Cortright mostly participated in group exhibitions in the mid-2000s, and didn't have conventional gallery representation until recently. Over the past two years, she's been associated with art consultant Stefan Simchowitz, who is known for promoting emerging artists, flipping their artworks quickly and being vocal about his business practices in an art world that's characteristically hush-hush about money.
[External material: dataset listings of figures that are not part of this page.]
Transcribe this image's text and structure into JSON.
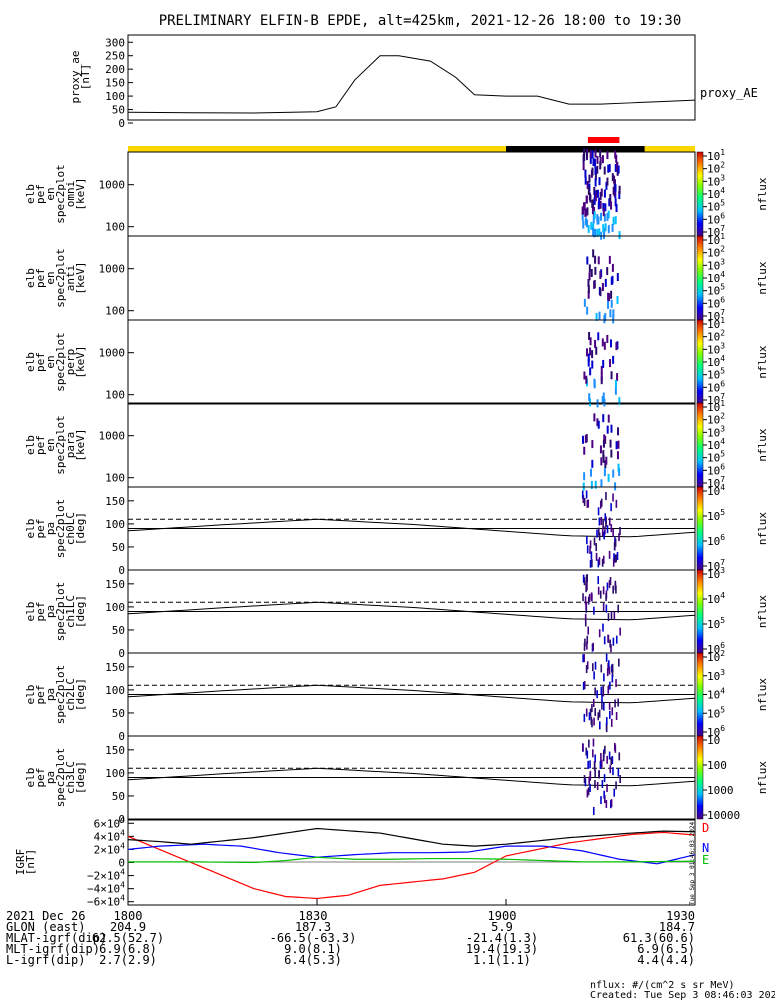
{
  "title": "PRELIMINARY ELFIN-B EPDE, alt=425km, 2021-12-26 18:00 to 19:30",
  "proxy_ae": {
    "ylabel_lines": [
      "proxy_ae",
      "[nT]"
    ],
    "yticks": [
      "300",
      "250",
      "200",
      "150",
      "100",
      "50",
      "0"
    ],
    "legend": "proxy_AE"
  },
  "spec_panels": [
    {
      "ylabel_lines": [
        "elb",
        "pef",
        "en",
        "spec2plot",
        "omni",
        "[keV]"
      ],
      "yticks": [
        "1000",
        "100"
      ],
      "cbar_ticks": [
        "10^7",
        "10^6",
        "10^5",
        "10^4",
        "10^3",
        "10^2",
        "10^1"
      ],
      "cbar_label": "nflux"
    },
    {
      "ylabel_lines": [
        "elb",
        "pef",
        "en",
        "spec2plot",
        "anti",
        "[keV]"
      ],
      "yticks": [
        "1000",
        "100"
      ],
      "cbar_ticks": [
        "10^7",
        "10^6",
        "10^5",
        "10^4",
        "10^3",
        "10^2",
        "10^1"
      ],
      "cbar_label": "nflux"
    },
    {
      "ylabel_lines": [
        "elb",
        "pef",
        "en",
        "spec2plot",
        "perp",
        "[keV]"
      ],
      "yticks": [
        "1000",
        "100"
      ],
      "cbar_ticks": [
        "10^7",
        "10^6",
        "10^5",
        "10^4",
        "10^3",
        "10^2",
        "10^1"
      ],
      "cbar_label": "nflux"
    },
    {
      "ylabel_lines": [
        "elb",
        "pef",
        "en",
        "spec2plot",
        "para",
        "[keV]"
      ],
      "yticks": [
        "1000",
        "100"
      ],
      "cbar_ticks": [
        "10^7",
        "10^6",
        "10^5",
        "10^4",
        "10^3",
        "10^2",
        "10^1"
      ],
      "cbar_label": "nflux"
    }
  ],
  "pa_panels": [
    {
      "ylabel_lines": [
        "elb",
        "pef",
        "pa",
        "spec2plot",
        "ch0LC",
        "[deg]"
      ],
      "yticks": [
        "150",
        "100",
        "50",
        "0"
      ],
      "cbar_ticks": [
        "10^7",
        "10^6",
        "10^5",
        "10^4"
      ],
      "cbar_label": "nflux"
    },
    {
      "ylabel_lines": [
        "elb",
        "pef",
        "pa",
        "spec2plot",
        "ch1LC",
        "[deg]"
      ],
      "yticks": [
        "150",
        "100",
        "50",
        "0"
      ],
      "cbar_ticks": [
        "10^6",
        "10^5",
        "10^4",
        "10^3"
      ],
      "cbar_label": "nflux"
    },
    {
      "ylabel_lines": [
        "elb",
        "pef",
        "pa",
        "spec2plot",
        "ch2LC",
        "[deg]"
      ],
      "yticks": [
        "150",
        "100",
        "50",
        "0"
      ],
      "cbar_ticks": [
        "10^6",
        "10^5",
        "10^4",
        "10^3",
        "10^2"
      ],
      "cbar_label": "nflux"
    },
    {
      "ylabel_lines": [
        "elb",
        "pef",
        "pa",
        "spec2plot",
        "ch3LC",
        "[deg]"
      ],
      "yticks": [
        "150",
        "100",
        "50",
        "0"
      ],
      "cbar_ticks": [
        "10000",
        "1000",
        "100",
        "10"
      ],
      "cbar_label": "nflux"
    }
  ],
  "igrf": {
    "ylabel_lines": [
      "IGRF",
      "[nT]"
    ],
    "yticks": [
      "6×10^4",
      "4×10^4",
      "2×10^4",
      "0",
      "−2×10^4",
      "−4×10^4",
      "−6×10^4"
    ],
    "legend": [
      "D",
      "N",
      "E"
    ],
    "side_stamp": "Tue Sep 3 01:46:03 2024"
  },
  "colors": {
    "proxy_ae": "#000000",
    "bar_yellow": "#ffd700",
    "bar_black": "#000000",
    "bar_red": "#ff0000",
    "igrf_d": "#ff0000",
    "igrf_n": "#0000ff",
    "igrf_e": "#00c000",
    "igrf_total": "#000000"
  },
  "footer": {
    "rows": [
      {
        "label": "2021 Dec 26",
        "values": [
          "1800",
          "1830",
          "1900",
          "1930"
        ]
      },
      {
        "label": "GLON (east)",
        "values": [
          "204.9",
          "187.3",
          "5.9",
          "184.7"
        ]
      },
      {
        "label": "MLAT-igrf(dip)",
        "values": [
          "62.5(52.7)",
          "-66.5(-63.3)",
          "-21.4(1.3)",
          "61.3(60.6)"
        ]
      },
      {
        "label": "MLT-igrf(dip)",
        "values": [
          "6.9(6.8)",
          "9.0(8.1)",
          "19.4(19.3)",
          "6.9(6.5)"
        ]
      },
      {
        "label": "L-igrf(dip)",
        "values": [
          "2.7(2.9)",
          "6.4(5.3)",
          "1.1(1.1)",
          "4.4(4.4)"
        ]
      }
    ],
    "units_note": "nflux: #/(cm^2 s sr MeV)",
    "created": "Created: Tue Sep  3 08:46:03 2024"
  },
  "chart_data": {
    "type": "line",
    "x_range": [
      "2021-12-26 18:00",
      "2021-12-26 19:30"
    ],
    "x_ticks": [
      "1800",
      "1830",
      "1900",
      "1930"
    ],
    "proxy_ae": {
      "t_min": [
        0,
        10,
        20,
        30,
        33,
        36,
        40,
        43,
        48,
        52,
        55,
        60,
        65,
        70,
        75,
        80,
        85,
        90
      ],
      "values": [
        40,
        38,
        37,
        42,
        60,
        160,
        250,
        250,
        230,
        170,
        105,
        100,
        100,
        70,
        70,
        75,
        80,
        85
      ],
      "ylim": [
        0,
        300
      ]
    },
    "spec_energy_ylim_keV": [
      60,
      6000
    ],
    "spec_energy_log": true,
    "pa_ylim_deg": [
      0,
      180
    ],
    "pa_dashed_deg": 110,
    "pa_solid_deg": 90,
    "pa_loss_cone": {
      "t_min": [
        0,
        15,
        30,
        45,
        60,
        70,
        80,
        90
      ],
      "values": [
        85,
        98,
        110,
        99,
        84,
        74,
        72,
        82
      ]
    },
    "science_zone_min": [
      60,
      82
    ],
    "red_bar_min": [
      73,
      78
    ],
    "precipitation_min": [
      72,
      78
    ],
    "igrf_ylim": [
      -65000,
      65000
    ],
    "igrf_series": [
      {
        "name": "D",
        "t_min": [
          0,
          5,
          10,
          20,
          25,
          30,
          35,
          40,
          50,
          55,
          60,
          70,
          80,
          85,
          90
        ],
        "values": [
          40000,
          20000,
          0,
          -40000,
          -52000,
          -55000,
          -50000,
          -35000,
          -25000,
          -15000,
          10000,
          30000,
          43000,
          46000,
          42000
        ]
      },
      {
        "name": "N",
        "t_min": [
          0,
          5,
          12,
          18,
          24,
          30,
          36,
          42,
          48,
          54,
          60,
          66,
          72,
          78,
          84,
          90
        ],
        "values": [
          20000,
          25000,
          28000,
          25000,
          15000,
          8000,
          12000,
          15000,
          15000,
          16000,
          25000,
          25000,
          18000,
          5000,
          -2000,
          12000
        ]
      },
      {
        "name": "E",
        "t_min": [
          0,
          10,
          20,
          25,
          30,
          36,
          42,
          48,
          54,
          60,
          66,
          72,
          80,
          90
        ],
        "values": [
          1000,
          1000,
          0,
          3000,
          8000,
          5000,
          5000,
          6000,
          6000,
          5000,
          3000,
          1000,
          1000,
          2000
        ]
      },
      {
        "name": "|B|",
        "t_min": [
          0,
          5,
          10,
          20,
          30,
          40,
          50,
          55,
          60,
          70,
          80,
          85,
          90
        ],
        "values": [
          35000,
          32000,
          28000,
          38000,
          52000,
          45000,
          28000,
          25000,
          28000,
          38000,
          45000,
          48000,
          47000
        ]
      }
    ]
  }
}
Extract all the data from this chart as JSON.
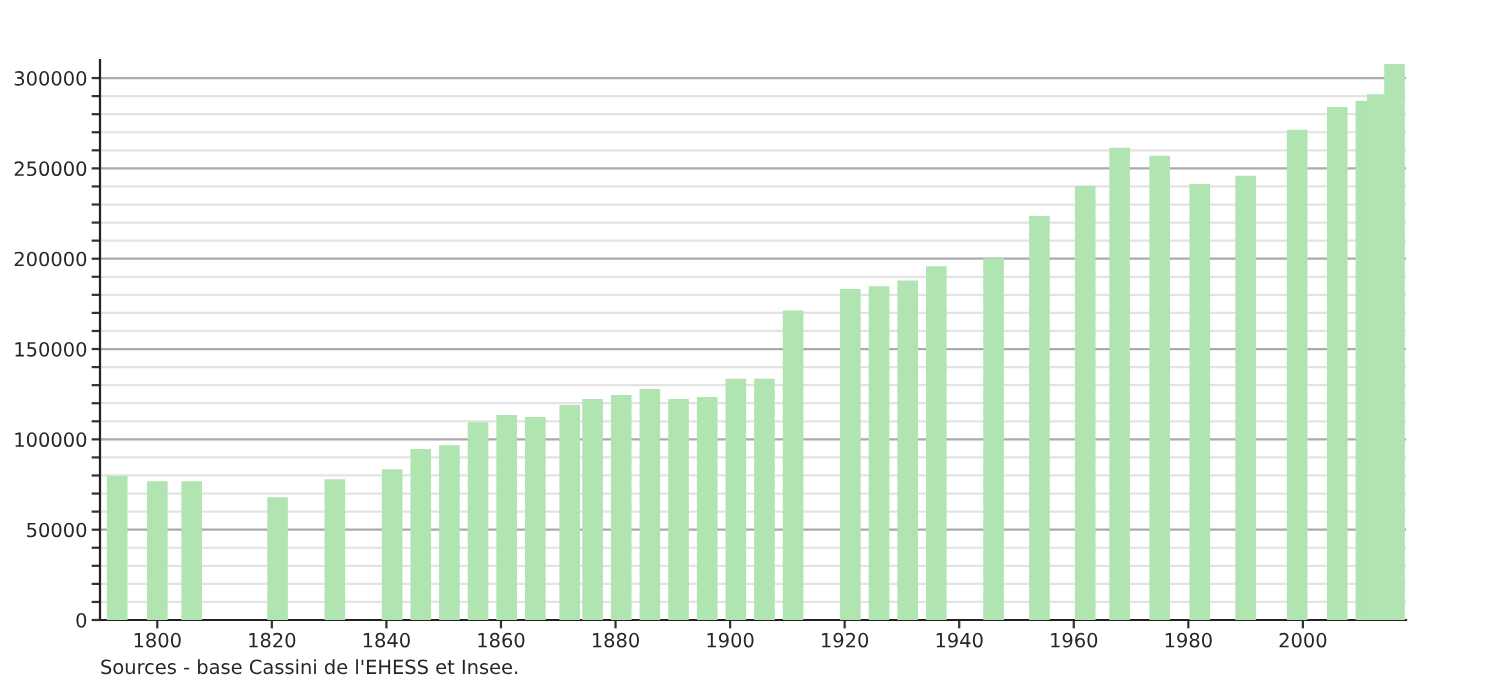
{
  "chart_data": {
    "type": "bar",
    "x": [
      1793,
      1800,
      1806,
      1821,
      1831,
      1841,
      1846,
      1851,
      1856,
      1861,
      1866,
      1872,
      1876,
      1881,
      1886,
      1891,
      1896,
      1901,
      1906,
      1911,
      1921,
      1926,
      1931,
      1936,
      1946,
      1954,
      1962,
      1968,
      1975,
      1982,
      1990,
      1999,
      2006,
      2011,
      2013,
      2016
    ],
    "series": [
      {
        "color": "#b0e4b0",
        "values": [
          79700,
          76800,
          76800,
          67900,
          77900,
          83400,
          94600,
          96800,
          109400,
          113500,
          112400,
          119000,
          122400,
          124600,
          127900,
          122400,
          123500,
          133500,
          133500,
          171300,
          183200,
          184700,
          188000,
          195800,
          200200,
          223600,
          240300,
          261400,
          257000,
          241400,
          245900,
          271400,
          284000,
          287400,
          291000,
          307800
        ]
      }
    ],
    "xlim": [
      1790,
      2018
    ],
    "xticks": [
      1800,
      1820,
      1840,
      1860,
      1880,
      1900,
      1920,
      1940,
      1960,
      1980,
      2000
    ],
    "ylim": [
      0,
      310000
    ],
    "yticks": [
      0,
      {
        "value": 10000,
        "label": null
      },
      {
        "value": 20000,
        "label": null
      },
      {
        "value": 30000,
        "label": null
      },
      {
        "value": 40000,
        "label": null
      },
      50000,
      {
        "value": 60000,
        "label": null
      },
      {
        "value": 70000,
        "label": null
      },
      {
        "value": 80000,
        "label": null
      },
      {
        "value": 90000,
        "label": null
      },
      100000,
      {
        "value": 110000,
        "label": null
      },
      {
        "value": 120000,
        "label": null
      },
      {
        "value": 130000,
        "label": null
      },
      {
        "value": 140000,
        "label": null
      },
      150000,
      {
        "value": 160000,
        "label": null
      },
      {
        "value": 170000,
        "label": null
      },
      {
        "value": 180000,
        "label": null
      },
      {
        "value": 190000,
        "label": null
      },
      200000,
      {
        "value": 210000,
        "label": null
      },
      {
        "value": 220000,
        "label": null
      },
      {
        "value": 230000,
        "label": null
      },
      {
        "value": 240000,
        "label": null
      },
      250000,
      {
        "value": 260000,
        "label": null
      },
      {
        "value": 270000,
        "label": null
      },
      {
        "value": 280000,
        "label": null
      },
      {
        "value": 290000,
        "label": null
      },
      300000
    ],
    "grid": "y",
    "legend": false,
    "annotations": [
      "Sources - base Cassini de l'EHESS et Insee."
    ]
  }
}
Simchowitz consults with the Depart Foundation, a project space that mostly champions artists with growing market potential. (Cortright's digital paintings have fetched more than $40,000 at auction, and she has experimented with pricing her video work based on YouTube views.)

When Cortright first started working with the virtual strippers in 2012, it was by accident. She stumbled upon software called “VirtuaGirl,” which had existed since 1998, eons in Internet years — in fact, users can still acquire “vintage” strippers made with '90s or early-2000s technology, and Cortright has a few. Users who download the program can have strippers dancing around on their desktops, and add a new girl to their “collection” daily. “It's like this snowballing of girls,” says Cortright, who uses prepaid Vanilla Discover cards to purchase her girls, because she still doesn't trust the site with her credit card info.

Initially, she downloaded the girls onto a “dirty” PC, one already infected with viruses. She had been trying to make these sumptuous, detailed digital landscapes by mashing together tropes from different screensavers, and she decided to add in some strippers. The result was Vicky Deep in Spring Valley, a video that took nearly a year to complete, in which one stripper in a bouncy yellow dress pole-dances in a forest and another slowly undresses in a field. It debuted in Berlin in 2012. Before that, she'd rarely spent more than 20 minutes on each video work.

“Once I started working with the girls, I couldn't stop,” Cortright says. At first, she had been interested in liberating the girls from their normal context, which she imagined being the desktops of seedy guys. But her thinking has changed somewhat since then, and her environments have become far less lush, detailed and cinematic. “I didn't like the idea that I was saving them,” she says. “The more that I've worked with the girls, the more I'm into the idea of them existing as they are.”

In one video slated to be in the show, a virtual stripper does the same routine over and over again against a Western landscape screensaver that Cortright pared down and altered, so that elephants coexist with a horse and tumbleweeds against a pink sunset. Because Cortright made the video in Flash, each stunted action repeats on an infinite loop. The elephants keep trying to walk forward; the tumbleweeds make little progress.

In another video, also inspired by a screensaver, a blond stripper dressed in bold red floats amid a mass of seagulls. “The [strippers'] personalities are so much louder with these new works,” Cortright says. “I think there's something important about that.” She adds, “These aren't funny to me. It's not ironic. This is a sincere situation.”

The biggest, longest video in the exhibition shows the strippers exactly as they exist on Cortright's desktop. Occasionally, while the video recorded, she would lift a stripper up with her mouse and then let her fall, a feature VirtuaGirl introduced a few years ago, to make the program more “interactive.” But otherwise, she doesn't manipulate the scene.

“I've never shown it this purely before,” Cortright says. “But just look at it. There's nothing that needs to be done.”